What we’re looking for

• Experience leading security in a regulated, payment‑centric, or healthcare environment.
• Hands‑on incident response experience with real incidents and authored post‑mortems.
• Deep understanding of modern attack surfaces across cloud, SaaS, identity, supply chain, and application.
• Experience building or significantly improving threat intelligence or threat modelling capabilities.
• Fluency with AI tools and a mindset that balances building automation against managing new risks.
• Comfort co‑owning strategy with a VP, challenging opinions, and aligning once a direction is set.
• Ability to engage effectively with engineers on technical depth and with executives on business framing.
• Bonus: experience in PCI environments, offensive security, or measurable reductions in manual security work through automation.

How you’ll work

You’ll lead a team from day one and work closely with the VP, Head of Compliance, IT, Engineering, Infrastructure, and Product on execution.
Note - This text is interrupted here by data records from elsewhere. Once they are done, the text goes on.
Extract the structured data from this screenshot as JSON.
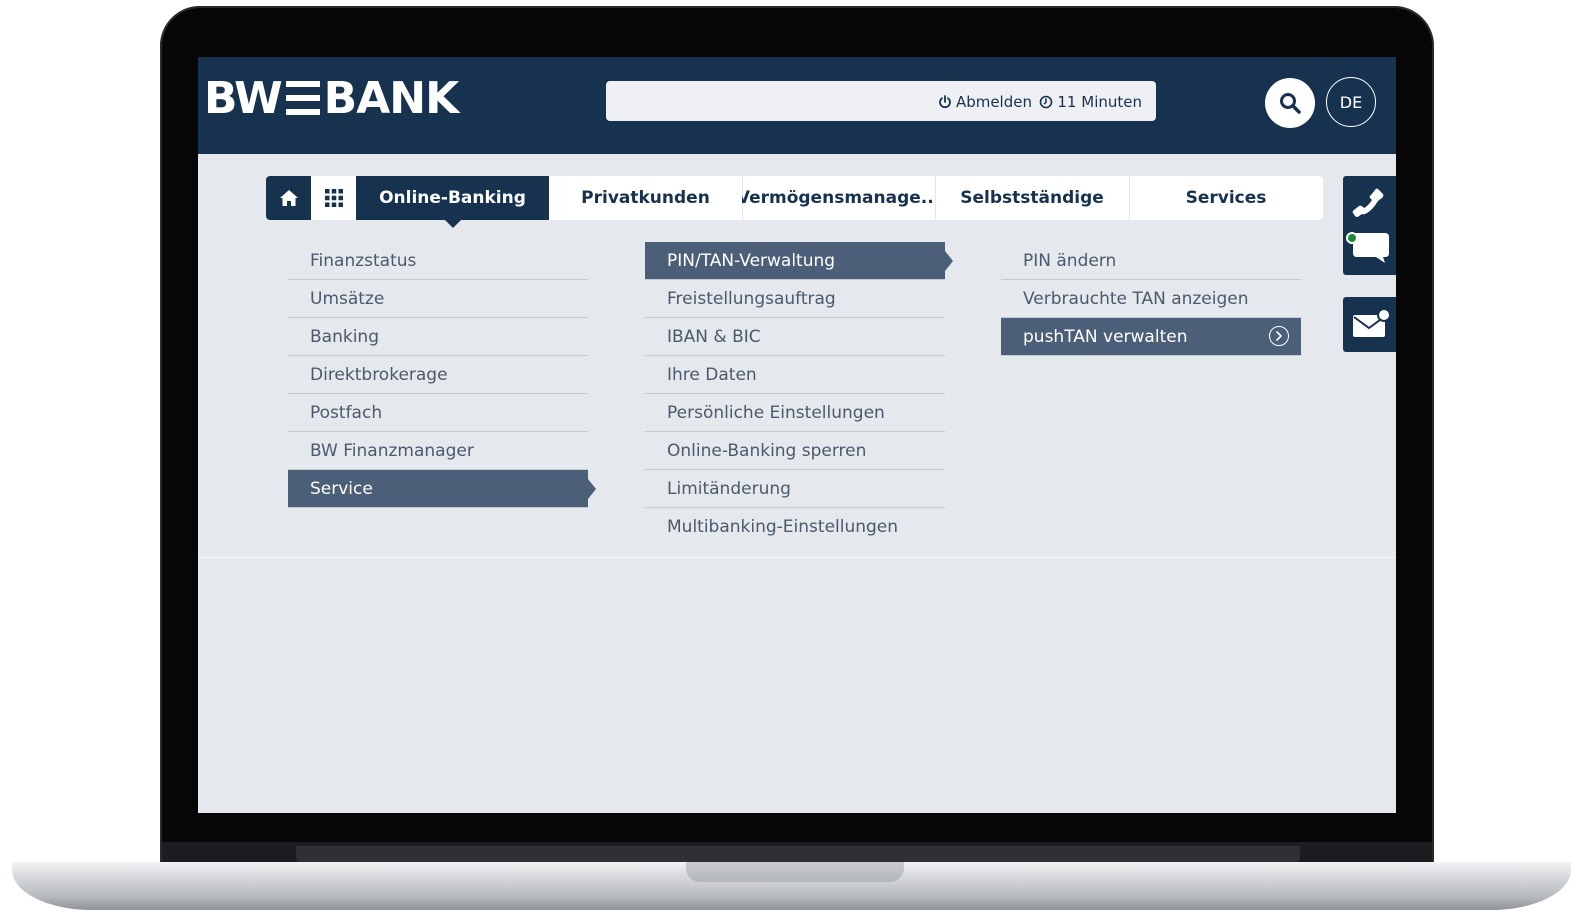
{
  "header": {
    "logo_left": "BW",
    "logo_right": "BANK",
    "logout_label": "Abmelden",
    "session_timer": "11 Minuten",
    "language": "DE"
  },
  "topnav": {
    "tabs": [
      {
        "label": "Online-Banking",
        "active": true
      },
      {
        "label": "Privatkunden"
      },
      {
        "label": "Vermögensmanage..."
      },
      {
        "label": "Selbstständige"
      },
      {
        "label": "Services"
      }
    ]
  },
  "menu": {
    "level1": [
      "Finanzstatus",
      "Umsätze",
      "Banking",
      "Direktbrokerage",
      "Postfach",
      "BW Finanzmanager",
      "Service"
    ],
    "level1_active": "Service",
    "level2": [
      "PIN/TAN-Verwaltung",
      "Freistellungsauftrag",
      "IBAN & BIC",
      "Ihre Daten",
      "Persönliche Einstellungen",
      "Online-Banking sperren",
      "Limitänderung",
      "Multibanking-Einstellungen"
    ],
    "level2_active": "PIN/TAN-Verwaltung",
    "level3": [
      "PIN ändern",
      "Verbrauchte TAN anzeigen",
      "pushTAN verwalten"
    ],
    "level3_active": "pushTAN verwalten"
  },
  "colors": {
    "brand_navy": "#17324f",
    "menu_active": "#4c5f78",
    "page_bg": "#e5e8ec",
    "online_status": "#1c8a3a"
  },
  "icons": [
    "home-icon",
    "apps-grid-icon",
    "power-icon",
    "clock-icon",
    "search-icon",
    "phone-icon",
    "chat-icon",
    "mail-icon",
    "chevron-right-circle-icon"
  ]
}
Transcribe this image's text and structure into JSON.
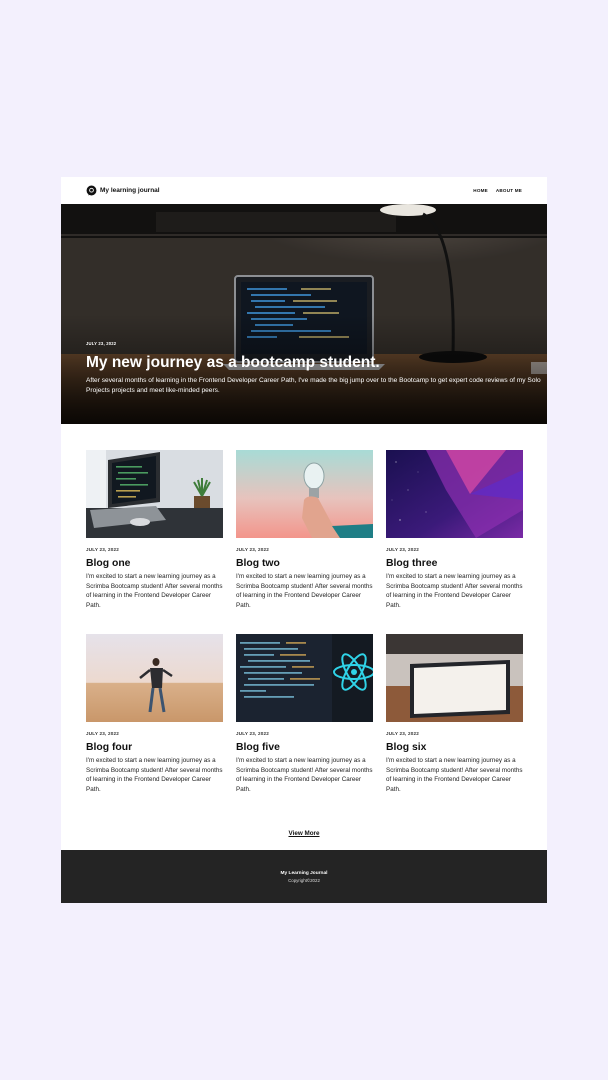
{
  "nav": {
    "brand": "My learning journal",
    "brand_icon": "chat-bubble-icon",
    "links": [
      "HOME",
      "ABOUT ME"
    ]
  },
  "hero": {
    "date": "JULY 23, 2022",
    "title": "My new journey as a bootcamp student.",
    "description": "After several months of learning in the Frontend Developer Career Path, I've made the big jump over to the Bootcamp to get expert code reviews of my Solo Projects projects and meet like-minded peers."
  },
  "posts": [
    {
      "date": "JULY 23, 2022",
      "title": "Blog one",
      "text": "I'm excited to start a new learning journey as a Scrimba Bootcamp student! After several months of learning in the Frontend Developer Career Path."
    },
    {
      "date": "JULY 23, 2022",
      "title": "Blog two",
      "text": "I'm excited to start a new learning journey as a Scrimba Bootcamp student! After several months of learning in the Frontend Developer Career Path."
    },
    {
      "date": "JULY 23, 2022",
      "title": "Blog three",
      "text": "I'm excited to start a new learning journey as a Scrimba Bootcamp student! After several months of learning in the Frontend Developer Career Path."
    },
    {
      "date": "JULY 23, 2022",
      "title": "Blog four",
      "text": "I'm excited to start a new learning journey as a Scrimba Bootcamp student! After several months of learning in the Frontend Developer Career Path."
    },
    {
      "date": "JULY 23, 2022",
      "title": "Blog five",
      "text": "I'm excited to start a new learning journey as a Scrimba Bootcamp student! After several months of learning in the Frontend Developer Career Path."
    },
    {
      "date": "JULY 23, 2022",
      "title": "Blog six",
      "text": "I'm excited to start a new learning journey as a Scrimba Bootcamp student! After several months of learning in the Frontend Developer Career Path."
    }
  ],
  "view_more": "View More",
  "footer": {
    "title": "My Learning Journal",
    "copyright": "Copyright©2022"
  },
  "colors": {
    "page_background": "#f3f0fd",
    "footer_background": "#242424"
  }
}
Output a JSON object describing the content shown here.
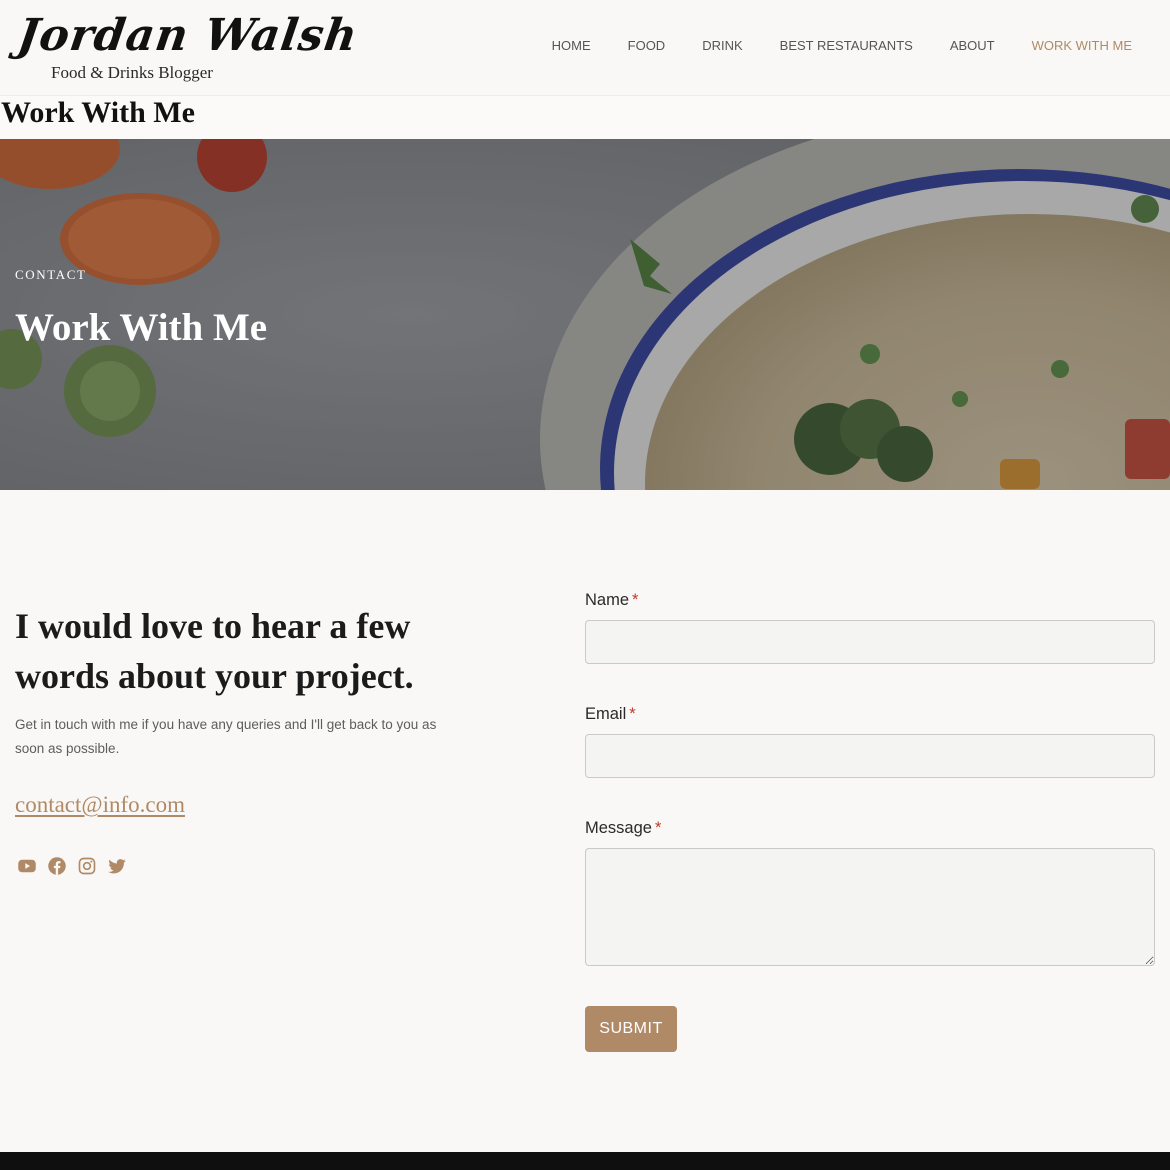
{
  "brand": {
    "name": "Jordan Walsh",
    "tagline": "Food & Drinks Blogger"
  },
  "nav": {
    "items": [
      "HOME",
      "FOOD",
      "DRINK",
      "BEST RESTAURANTS",
      "ABOUT",
      "WORK WITH ME"
    ],
    "active": "WORK WITH ME"
  },
  "page": {
    "title": "Work With Me"
  },
  "hero": {
    "eyebrow": "CONTACT",
    "title": "Work With Me"
  },
  "intro": {
    "heading": "I would love to hear a few words about your project.",
    "text": "Get in touch with me if you have any queries and I'll get back to you as soon as possible.",
    "email": "contact@info.com"
  },
  "socials": [
    "youtube-icon",
    "facebook-icon",
    "instagram-icon",
    "twitter-icon"
  ],
  "form": {
    "name_label": "Name",
    "email_label": "Email",
    "message_label": "Message",
    "required_mark": "*",
    "name_value": "",
    "email_value": "",
    "message_value": "",
    "submit_label": "SUBMIT"
  },
  "colors": {
    "accent": "#b08a66",
    "background": "#f9f8f6",
    "footer": "#0f0f0f",
    "required": "#c0392b"
  }
}
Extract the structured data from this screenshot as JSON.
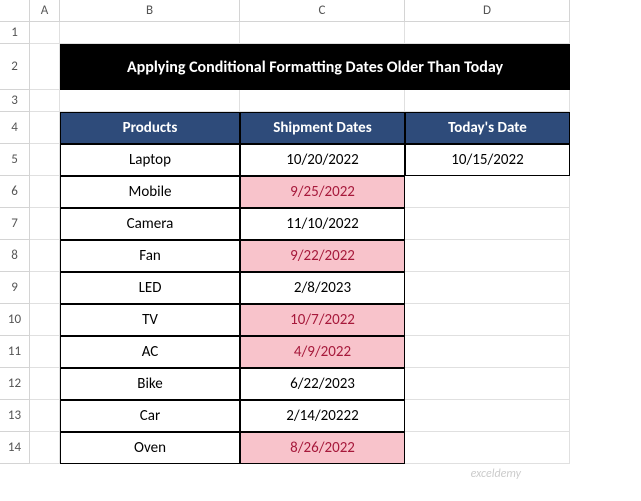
{
  "columns": [
    "A",
    "B",
    "C",
    "D"
  ],
  "rows": [
    "1",
    "2",
    "3",
    "4",
    "5",
    "6",
    "7",
    "8",
    "9",
    "10",
    "11",
    "12",
    "13",
    "14"
  ],
  "title": "Applying Conditional Formatting Dates Older Than Today",
  "headers": {
    "products": "Products",
    "shipment": "Shipment Dates",
    "today": "Today's Date"
  },
  "todays_date": "10/15/2022",
  "data": [
    {
      "product": "Laptop",
      "date": "10/20/2022",
      "highlight": false
    },
    {
      "product": "Mobile",
      "date": "9/25/2022",
      "highlight": true
    },
    {
      "product": "Camera",
      "date": "11/10/2022",
      "highlight": false
    },
    {
      "product": "Fan",
      "date": "9/22/2022",
      "highlight": true
    },
    {
      "product": "LED",
      "date": "2/8/2023",
      "highlight": false
    },
    {
      "product": "TV",
      "date": "10/7/2022",
      "highlight": true
    },
    {
      "product": "AC",
      "date": "4/9/2022",
      "highlight": true
    },
    {
      "product": "Bike",
      "date": "6/22/2023",
      "highlight": false
    },
    {
      "product": "Car",
      "date": "2/14/20222",
      "highlight": false
    },
    {
      "product": "Oven",
      "date": "8/26/2022",
      "highlight": true
    }
  ],
  "watermark": "exceldemy",
  "chart_data": {
    "type": "table",
    "title": "Applying Conditional Formatting Dates Older Than Today",
    "columns": [
      "Products",
      "Shipment Dates",
      "Today's Date"
    ],
    "rows": [
      [
        "Laptop",
        "10/20/2022",
        "10/15/2022"
      ],
      [
        "Mobile",
        "9/25/2022",
        ""
      ],
      [
        "Camera",
        "11/10/2022",
        ""
      ],
      [
        "Fan",
        "9/22/2022",
        ""
      ],
      [
        "LED",
        "2/8/2023",
        ""
      ],
      [
        "TV",
        "10/7/2022",
        ""
      ],
      [
        "AC",
        "4/9/2022",
        ""
      ],
      [
        "Bike",
        "6/22/2023",
        ""
      ],
      [
        "Car",
        "2/14/20222",
        ""
      ],
      [
        "Oven",
        "8/26/2022",
        ""
      ]
    ]
  }
}
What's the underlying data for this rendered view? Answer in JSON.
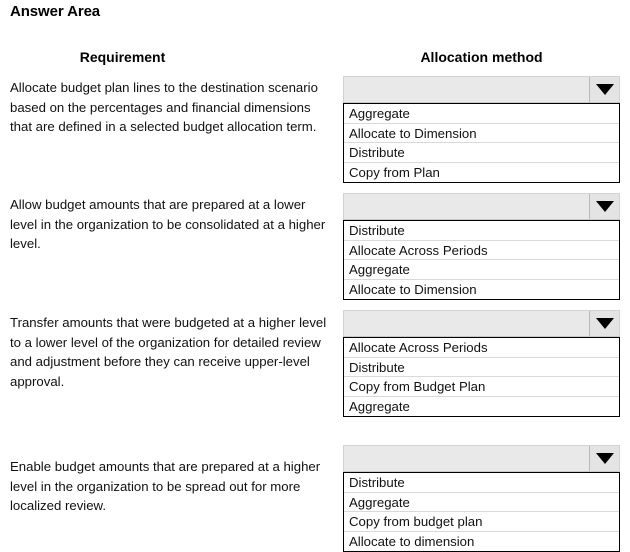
{
  "page_title": "Answer Area",
  "columns": {
    "requirement": "Requirement",
    "allocation_method": "Allocation method"
  },
  "icons": {
    "dropdown_arrow": "chevron-down-icon"
  },
  "rows": [
    {
      "requirement": "Allocate budget plan lines to the destination scenario based on the percentages and financial dimensions that are defined in a selected budget allocation term.",
      "dropdown": {
        "selected": "",
        "options": [
          "Aggregate",
          "Allocate to Dimension",
          "Distribute",
          "Copy from Plan"
        ]
      }
    },
    {
      "requirement": "Allow budget amounts that are prepared at a lower level in the organization to be consolidated at a higher level.",
      "dropdown": {
        "selected": "",
        "options": [
          "Distribute",
          "Allocate Across Periods",
          "Aggregate",
          "Allocate to Dimension"
        ]
      }
    },
    {
      "requirement": "Transfer amounts that were budgeted at a higher level to a lower level of the organization for detailed review and adjustment before they can receive upper-level approval.",
      "dropdown": {
        "selected": "",
        "options": [
          "Allocate Across Periods",
          "Distribute",
          "Copy from Budget Plan",
          "Aggregate"
        ]
      }
    },
    {
      "requirement": "Enable budget amounts that are prepared at a higher level in the organization to be spread out for more localized review.",
      "dropdown": {
        "selected": "",
        "options": [
          "Distribute",
          "Aggregate",
          "Copy from budget plan",
          "Allocate to dimension"
        ]
      }
    }
  ],
  "layout": {
    "row_tops": [
      76,
      193,
      310,
      445
    ],
    "req_tops": [
      78,
      195,
      313,
      457
    ]
  }
}
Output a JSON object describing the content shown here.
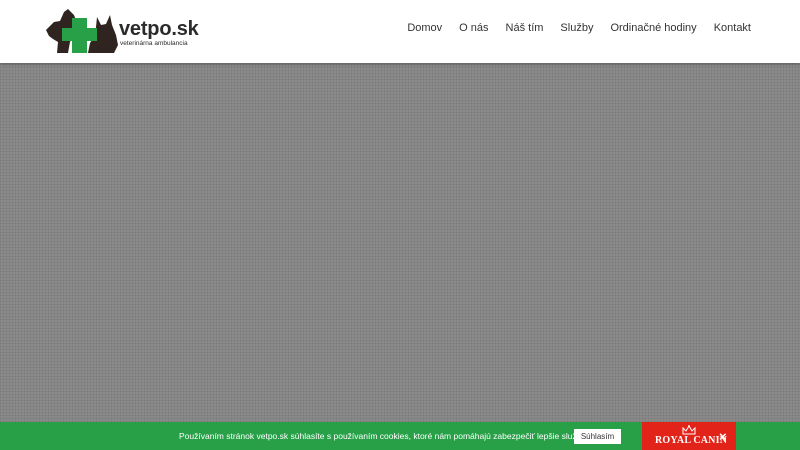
{
  "header": {
    "logo": {
      "name": "vetpo.sk",
      "subtitle": "veterinárna ambulancia"
    },
    "nav": [
      {
        "label": "Domov"
      },
      {
        "label": "O nás"
      },
      {
        "label": "Náš tím"
      },
      {
        "label": "Služby"
      },
      {
        "label": "Ordinačné hodiny"
      },
      {
        "label": "Kontakt"
      }
    ]
  },
  "cookie_bar": {
    "text": "Používaním stránok vetpo.sk súhlasíte s používaním cookies, ktoré nám pomáhajú zabezpečiť lepšie služby.",
    "button_label": "Súhlasím"
  },
  "ad": {
    "brand": "ROYAL CANIN",
    "close_label": "×"
  },
  "colors": {
    "header_bg": "#ffffff",
    "content_bg": "#8a8a8a",
    "cookie_bar_bg": "#27a048",
    "logo_cross": "#27a048",
    "logo_animals": "#2f241f",
    "ad_bg": "#e2231a"
  },
  "icons": {
    "logo_mark": "dog-cat-green-cross-icon",
    "ad_crown": "crown-icon",
    "ad_close": "close-icon"
  }
}
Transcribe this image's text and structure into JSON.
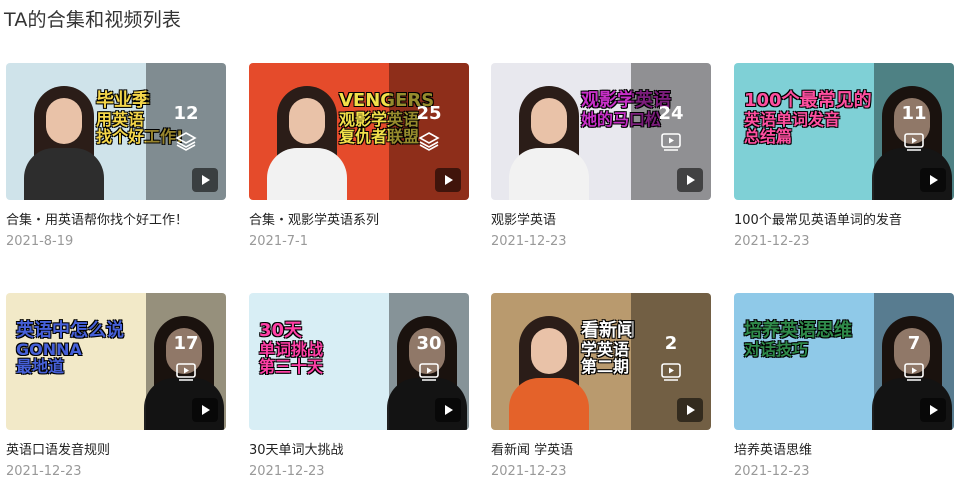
{
  "page": {
    "title": "TA的合集和视频列表"
  },
  "cards": [
    {
      "title": "合集・用英语帮你找个好工作！",
      "date": "2021-8-19",
      "count": "12",
      "kind": "collection",
      "sign_lines": [
        "毕业季",
        "用英语",
        "找个好工作!"
      ],
      "bg": "#cfe3ea",
      "accent": "#f4d64a",
      "shirt": "#2d2d2d"
    },
    {
      "title": "合集・观影学英语系列",
      "date": "2021-7-1",
      "count": "25",
      "kind": "collection",
      "sign_lines": [
        "VENGERS",
        "观影学英语",
        "复仇者联盟"
      ],
      "bg": "#e54b2b",
      "accent": "#f3e04a",
      "shirt": "#f2f2f2"
    },
    {
      "title": "观影学英语",
      "date": "2021-12-23",
      "count": "24",
      "kind": "video",
      "sign_lines": [
        "观影学英语",
        "她的马口松"
      ],
      "bg": "#e8e8ee",
      "accent": "#c830c8",
      "shirt": "#f2f2f2"
    },
    {
      "title": "100个最常见英语单词的发音",
      "date": "2021-12-23",
      "count": "11",
      "kind": "video",
      "sign_lines": [
        "100个最常见的",
        "英语单词发音",
        "总结篇"
      ],
      "bg": "#7fd0d6",
      "accent": "#ff4fa0",
      "shirt": "#222222"
    },
    {
      "title": "英语口语发音规则",
      "date": "2021-12-23",
      "count": "17",
      "kind": "video",
      "sign_lines": [
        "英语中怎么说",
        "GONNA",
        "最地道"
      ],
      "bg": "#f2e9c8",
      "accent": "#4660d8",
      "shirt": "#1f1f1f"
    },
    {
      "title": "30天单词大挑战",
      "date": "2021-12-23",
      "count": "30",
      "kind": "video",
      "sign_lines": [
        "30天",
        "单词挑战",
        "第三十天"
      ],
      "bg": "#d8eef5",
      "accent": "#ff3fa6",
      "shirt": "#1f1f1f"
    },
    {
      "title": "看新闻 学英语",
      "date": "2021-12-23",
      "count": "2",
      "kind": "video",
      "sign_lines": [
        "看新闻",
        "学英语",
        "第二期"
      ],
      "bg": "#b99a6e",
      "accent": "#ffffff",
      "shirt": "#e4622a"
    },
    {
      "title": "培养英语思维",
      "date": "2021-12-23",
      "count": "7",
      "kind": "video",
      "sign_lines": [
        "培养英语思维",
        "对话技巧"
      ],
      "bg": "#8fc9e8",
      "accent": "#2f8a4a",
      "shirt": "#1f1f1f"
    }
  ]
}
Expect significant hands‑on involvement in tooling, incidents, and design reviews, not just management.

Inclusive workforce

We do not discriminate based on race, colour, religion, sex, sexual orientation, age, marital status, gender identity, national origin, disability, or any other legally protected characteristics in the location of application. All candidates will receive fair consideration for employment. We welcome accessibility requests for the interview process and beyond.